Laki-laki itu menggapai-gapai tangan Lucas, suaranya serak saat memanggil Lucas dengan nama lahirnya. "Xuxi?"

"Sssh, tidur lagi, Yangyang."

"Kamu belum tidur, Xuxi?"

"Aku belum ngantuk. Sudah, kamu tidur lagi saja." Lucas mendekap Yangyang, lalu membetulkan selimut mereka yang tersingkap.

Lucas tersenyum getir. Parade déjà vu tak henti-henti mewarnai hari-harinya sejak bertemu dengan Yangyang. Dia juga sering terbangun tengah malam seperti Yangyang karena Lucas tak kunjung tidur. Dia juga memanggil Lucas dengan nama lahirnya—Xuxi.

*

Kembali bertemu dengan pagi cerah dan siang panas terik. Kehidupan sedang benar-benar hidup pada dimensi empat saat ini. Rumah tinggal yang didominasi oleh material kaca itu diserbu sinar matahari. Seluruh ruang menjadi benderang, lenyap sudah sisa-sisa keremangan tadi malam.

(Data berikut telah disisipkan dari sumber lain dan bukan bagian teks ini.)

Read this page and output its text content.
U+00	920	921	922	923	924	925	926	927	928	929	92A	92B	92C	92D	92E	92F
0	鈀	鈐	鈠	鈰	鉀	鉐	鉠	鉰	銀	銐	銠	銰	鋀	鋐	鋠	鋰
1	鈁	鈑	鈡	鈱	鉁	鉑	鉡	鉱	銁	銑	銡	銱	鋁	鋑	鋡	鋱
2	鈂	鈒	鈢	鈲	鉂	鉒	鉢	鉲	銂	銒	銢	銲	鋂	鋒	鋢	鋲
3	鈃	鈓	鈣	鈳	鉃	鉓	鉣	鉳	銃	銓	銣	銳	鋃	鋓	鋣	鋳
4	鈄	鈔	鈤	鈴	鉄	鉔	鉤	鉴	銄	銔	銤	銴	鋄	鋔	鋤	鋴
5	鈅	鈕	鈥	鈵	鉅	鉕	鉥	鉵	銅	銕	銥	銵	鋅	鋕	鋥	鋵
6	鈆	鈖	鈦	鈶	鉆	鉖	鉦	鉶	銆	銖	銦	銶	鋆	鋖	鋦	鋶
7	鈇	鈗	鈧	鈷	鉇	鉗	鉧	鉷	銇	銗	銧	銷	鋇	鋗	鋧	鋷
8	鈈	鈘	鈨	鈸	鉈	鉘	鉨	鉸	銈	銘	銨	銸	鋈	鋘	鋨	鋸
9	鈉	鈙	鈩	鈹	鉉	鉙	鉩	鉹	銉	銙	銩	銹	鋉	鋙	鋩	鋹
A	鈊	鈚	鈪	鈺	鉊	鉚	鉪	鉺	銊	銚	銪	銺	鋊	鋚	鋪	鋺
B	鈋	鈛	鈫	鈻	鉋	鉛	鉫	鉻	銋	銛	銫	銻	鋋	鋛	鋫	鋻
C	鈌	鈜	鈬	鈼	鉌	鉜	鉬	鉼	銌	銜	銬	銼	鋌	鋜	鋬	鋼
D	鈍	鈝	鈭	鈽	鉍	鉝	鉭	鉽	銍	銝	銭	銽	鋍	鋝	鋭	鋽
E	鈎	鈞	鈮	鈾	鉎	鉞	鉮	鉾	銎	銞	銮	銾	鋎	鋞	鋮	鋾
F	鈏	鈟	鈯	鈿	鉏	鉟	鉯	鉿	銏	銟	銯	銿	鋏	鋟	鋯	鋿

Di ruang tengah, Yangyang menatap layar laptop, dahinya berkerut-kerut saking serius. Hawa santai akhir pekan pertengahan musim panas tidak mempan untuk mengusir tabiat gila kerjanya. Jari-jarinya lincah mengetikkan kata kunci, pun berpindah-pindah dari satu jendela peramban ke jendela peramban lain yang menumpuk tak kurang dari dua puluh biji. Akalnya tercurah untuk menganalisis dampak yang ditimbulkan gosip-gosip terkini terhadap harga saham agensi hiburan yang diincar kliennya.

Lucas baru pulang dari latihan rutin mingguan klub tenis yang ia ikuti. "I'm home!"

Yangyang menyisihkan laptopnya. Bunyi berisik kantong plastik yang dibawa Lucas membuatnya bergegas menuju teras.

Si pialang saham menyambut Lucas dengan senyum semringah. Diabsennya barang bawaan Lucas yang tidak banyak, hanya tas tempat raket tenis dan satu kantong plastik berisi kotak-kotak take out dari sebuah restoran masakan China. Mengetahui pesanannya tidak ada, senyum semringahnya luntur seketika. "Semangkanya mana?"

"Kosong. Aku sudah putar-putar Seoul, sold out semua."

"Jus semangka kotakan nggak ada juga?" Mata Yangyang mulai berkaca-kaca. Ia sedih karena Lucas tidak membawa pulang buah kesukaannya.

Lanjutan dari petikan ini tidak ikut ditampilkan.